In this case report, the XRD method was utilized to analyze crystalline silica, which is a most widely used method internationally. Although the FTIR spectroscopy method is most widely used in Korea, it is more prone to interference and difficult to detect cristobalite [17]. The measurement was performed in the processes of shot blasting, grinding, auto molding, and transporting, and the results for the manufacturing processes and transportation were similar, which is consistent with a previous study [8].
There are some limitations in this study. First, the working environment measurements were performed only in one company, and number of workers sampled was 6, which is not large enough to generalize the results. Second, whether the concentrations measured in this study represent the usual concentrations of the company is not certain because the amount of output at the time is not clearly understood. However, the result is reliable because the measurement was thoroughly performed under the supervision of an industrial hygienist. The strength of this study is that the exposure concentration of the forklift truck driver was compared to that of workers of other processes, including sub-tier supplier workers.

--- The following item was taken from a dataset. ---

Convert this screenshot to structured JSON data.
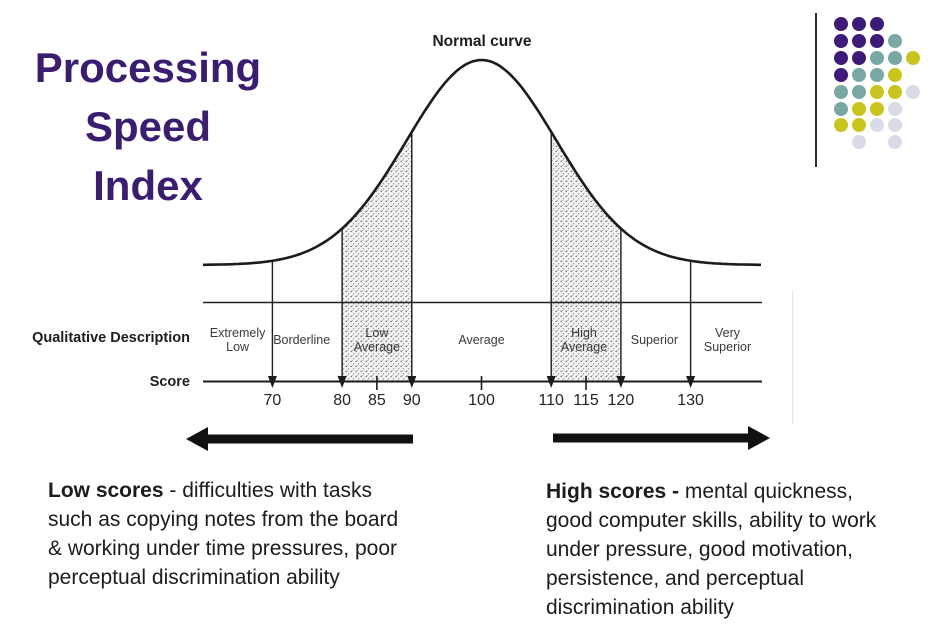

In conclusion, the patients’ lung cancer was likely due to occupationally related exposure including crystalline silica. Therefore, a specific occupational health management system is required for industries with sufficient evidence of carcinogenicity. Strategies for health care to indirectly exposed workers like forklift truck drivers are also required, as the workers are excluded from special health examinations and working environment measurements. In addition, large-scale studies on the concentration of crystalline silica in foundries and techniques to reduce the crystalline silica concentration are required.